CVE-2022-1961 is a medium severity Stored Cross-Site Scripting (XSS) vulnerability affecting the Google Tag Manager for WordPress (GTM4WP) plugin developed by duracelltomi. The vulnerability arises from improper neutralization of input during web page generation (CWE-79). Specifically, the plugin fails to sufficiently escape the `gtm4wp-options[scroller-contentid]` parameter in the `~/public/frontend.php` file. This flaw allows an attacker with administrative privileges on a WordPress site to inject arbitrary JavaScript code that is stored and later executed in the context of users visiting the site. The vulnerability affects all versions up to and including 1.15.1 and is particularly relevant in multi-site WordPress installations or sites where the `unfiltered_html` capability is disabled for administrators, limiting their ability to insert raw HTML. The CVSS v3.1 base score is 5.5 (medium), reflecting that the attack requires high privileges (administrative access) but no user interaction, and can impact confidentiality and integrity by enabling script injection and potential session hijacking or privilege escalation within the site. No known exploits are reported in the wild as of the publication date. The vulnerability’s scope is limited to sites using the GTM4WP plugin with the affected versions and configurations, but given WordPress’s widespread use in Europe, the risk is non-negligible for organizations relying on this plugin for tag management and analytics integration.

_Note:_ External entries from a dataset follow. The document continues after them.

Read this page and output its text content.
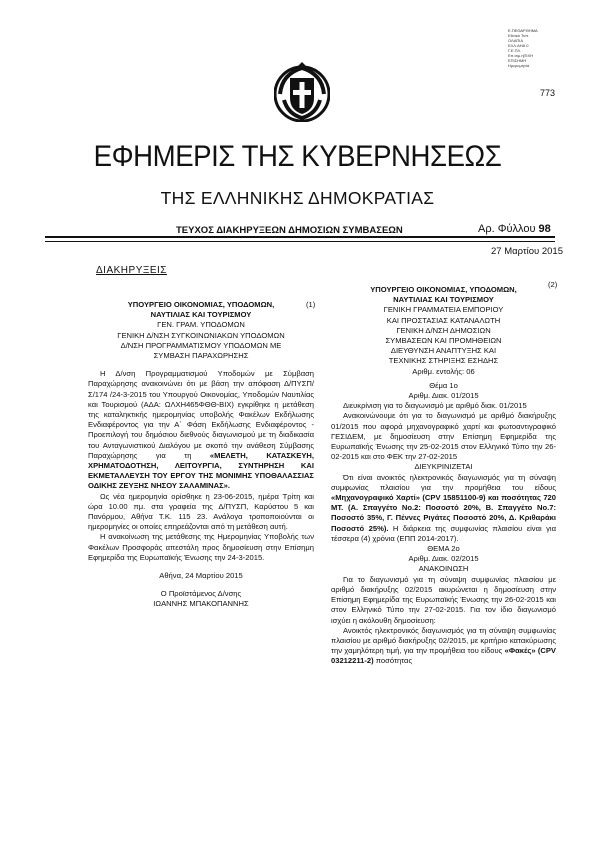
773
Ε.ΠΕΘΑΡΘΗΜΑ
Εθνικό Τυπ.
ΟΛΑΠΙΑ
ΕΛΛ.ΑΗΑ 0
Γ.Ε.ΠΛ.
Επ.σιμ.ηΠΙΧΗ
ΕΠΙΣΗΜΗ Ημερομηνία
ΕΦΗΜΕΡΙΣ ΤΗΣ ΚΥΒΕΡΝΗΣΕΩΣ
ΤΗΣ ΕΛΛΗΝΙΚΗΣ ΔΗΜΟΚΡΑΤΙΑΣ
ΤΕΥΧΟΣ ΔΙΑΚΗΡΥΞΕΩΝ ΔΗΜΟΣΙΩΝ ΣΥΜΒΑΣΕΩΝ	Αρ. Φύλλου 98
27 Μαρτίου 2015
ΔΙΑΚΗΡΥΞΕΙΣ
(1)

ΥΠΟΥΡΓΕΙΟ ΟΙΚΟΝΟΜΙΑΣ, ΥΠΟΔΟΜΩΝ,

ΝΑΥΤΙΛΙΑΣ ΚΑΙ ΤΟΥΡΙΣΜΟΥ

ΓΕΝ. ΓΡΑΜ. ΥΠΟΔΟΜΩΝ

ΓΕΝΙΚΗ Δ/ΝΣΗ ΣΥΓΚΟΙΝΩΝΙΑΚΩΝ ΥΠΟΔΟΜΩΝ

Δ/ΝΣΗ ΠΡΟΓΡΑΜΜΑΤΙΣΜΟΥ ΥΠΟΔΟΜΩΝ ΜΕ

ΣΥΜΒΑΣΗ ΠΑΡΑΧΩΡΗΣΗΣ

Η Δ/νση Προγραμματισμού Υποδομών με Σύμβαση Παραχώρησης ανακοινώνει ότι με βάση την απόφαση Δ/ΠΥΣΠ/Σ/174 /24-3-2015 του Υπουργού Οικονομίας, Υποδομών Ναυτιλίας και Τουρισμού (ΑΔΑ: ΩΛΧΗ465ΦΘΘ-ΒΙΧ) εγκρίθηκε η μετάθεση της καταληκτικής ημερομηνίας υποβολής Φακέλων Εκδήλωσης Ενδιαφέροντος για την Α΄ Φάση Εκδήλωσης Ενδιαφέροντος - Προεπιλογή του δημόσιου διεθνούς διαγωνισμού με τη διαδικασία του Ανταγωνιστικού Διαλόγου με σκοπό την ανάθεση Σύμβασης Παραχώρησης για τη «ΜΕΛΕΤΗ, ΚΑΤΑΣΚΕΥΗ, ΧΡΗΜΑΤΟΔΟΤΗΣΗ, ΛΕΙΤΟΥΡΓΙΑ, ΣΥΝΤΗΡΗΣΗ ΚΑΙ ΕΚΜΕΤΑΛΛΕΥΣΗ ΤΟΥ ΕΡΓΟΥ ΤΗΣ ΜΟΝΙΜΗΣ ΥΠΟΘΑΛΑΣΣΙΑΣ ΟΔΙΚΗΣ ΖΕΥΞΗΣ ΝΗΣΟΥ ΣΑΛΑΜΙΝΑΣ».

Ως νέα ημερομηνία ορίσθηκε η 23-06-2015, ημέρα Τρίτη και ώρα 10.00 πμ. στα γραφεία της Δ/ΠΥΣΠ, Καρύστου 5 και Πανόρμου, Αθήνα Τ.Κ. 115 23. Ανάλογα τροποποιούνται οι ημερομηνίες οι οποίες επηρεάζονται από τη μετάθεση αυτή.

Η ανακοίνωση της μετάθεσης της Ημερομηνίας Υποβολής των Φακέλων Προσφοράς απεστάλη προς δημοσίευση στην Επίσημη Εφημερίδα της Ευρωπαϊκής Ένωσης την 24-3-2015.

Αθήνα, 24 Μαρτίου 2015

Ο Προϊστάμενος Δ/νσης

ΙΩΑΝΝΗΣ ΜΠΑΚΟΠΑΝΝΗΣ

(2)

ΥΠΟΥΡΓΕΙΟ ΟΙΚΟΝΟΜΙΑΣ, ΥΠΟΔΟΜΩΝ,

ΝΑΥΤΙΛΙΑΣ ΚΑΙ ΤΟΥΡΙΣΜΟΥ

ΓΕΝΙΚΗ ΓΡΑΜΜΑΤΕΙΑ ΕΜΠΟΡΙΟΥ

ΚΑΙ ΠΡΟΣΤΑΣΙΑΣ ΚΑΤΑΝΑΛΩΤΗ

ΓΕΝΙΚΗ Δ/ΝΣΗ ΔΗΜΟΣΙΩΝ

ΣΥΜΒΑΣΕΩΝ ΚΑΙ ΠΡΟΜΗΘΕΙΩΝ

ΔΙΕΥΘΥΝΣΗ ΑΝΑΠΤΥΞΗΣ ΚΑΙ

ΤΕΧΝΙΚΗΣ ΣΤΗΡΙΞΗΣ ΕΣΗΔΗΣ

Αριθμ. εντολής: 06

Θέμα 1ο

Αριθμ. Διακ. 01/2015

Διευκρίνιση για το διαγωνισμό με αριθμό διακ. 01/2015

Ανακοινώνουμε ότι για το διαγωνισμό με αριθμό διακήρυξης 01/2015 που αφορά μηχανογραφικό χαρτί και φωτοαντιγραφικό ΓΕΣΙΔΕΜ, με δημοσίευση στην Επίσημη Εφημερίδα της Ευρωπαϊκής Ένωσης την 25-02-2015 στον Ελληνικό Τύπο την 26-02-2015 και στο ΦΕΚ την 27-02-2015

ΔΙΕΥΚΡΙΝΙΖΕΤΑΙ

Ότι είναι ανοικτός ηλεκτρονικός διαγωνισμός για τη σύναψη συμφωνίας πλαισίου για την προμήθεια του είδους «Μηχανογραφικό Χαρτί» (CPV 15851100-9) και ποσότητας 720 ΜΤ. (Α. Σπαγγέτο Νο.2: Ποσοστό 20%, Β. Σπαγγέτο Νο.7: Ποσοστό 35%, Γ. Πέννες Ριγάτες Ποσοστό 20%, Δ. Κριθαράκι Ποσοστό 25%). Η διάρκεια της συμφωνίας πλαισίου είναι για τέσσερα (4) χρόνια (ΕΠΠ 2014-2017).

ΘΕΜΑ 2ο

Αριθμ. Διακ. 02/2015

ΑΝΑΚΟΙΝΩΣΗ

Για το διαγωνισμό για τη σύναψη συμφωνίας πλαισίου με αριθμό διακήρυξης 02/2015 ακυρώνεται η δημοσίευση στην Επίσημη Εφημερίδα της Ευρωπαϊκής Ένωσης την 26-02-2015 και στον Ελληνικό Τύπο την 27-02-2015. Για τον ίδιο διαγωνισμό ισχύει η ακόλουθη δημοσίευση:

Ανοικτός ηλεκτρονικός διαγωνισμός για τη σύναψη συμφωνίας πλαισίου με αριθμό διακήρυξης 02/2015, με κριτήριο κατακύρωσης την χαμηλότερη τιμή, για την προμήθεια του είδους «Φακές» (CPV 03212211-2) ποσότητας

For European organizations, this vulnerability could lead to unauthorized script execution within their WordPress sites, potentially compromising user data confidentiality and site integrity. Attackers with administrative access could leverage this flaw to inject malicious scripts that steal session cookies, perform actions on behalf of users, or deface websites. This can damage organizational reputation, lead to data breaches, and disrupt business operations. Since many European organizations use WordPress for corporate websites, e-commerce, and communication portals, exploitation could affect customer trust and regulatory compliance, especially under GDPR where data breaches must be reported. Multi-site WordPress installations, common in large enterprises and educational institutions, are particularly at risk. The vulnerability does not directly affect availability but could indirectly cause downtime if remediation or incident response is required.

To mitigate this vulnerability, organizations should immediately update the GTM4WP plugin to a version later than 1.15.1 where the issue is fixed. If an update is not immediately possible, administrators should restrict administrative access strictly to trusted personnel and review user roles to minimize the number of users with high privileges. Additionally, implementing a Web Application Firewall (WAF) with rules to detect and block suspicious script injection attempts targeting the vulnerable parameter can reduce risk. Regular security audits and monitoring of plugin activity logs for unusual behavior are recommended. For multi-site installations, ensure that the `unfiltered_html` capability is carefully managed and consider additional input validation or sanitization plugins to complement the default WordPress security. Finally, organizations should educate administrators about the risks of stored XSS and safe plugin management practices.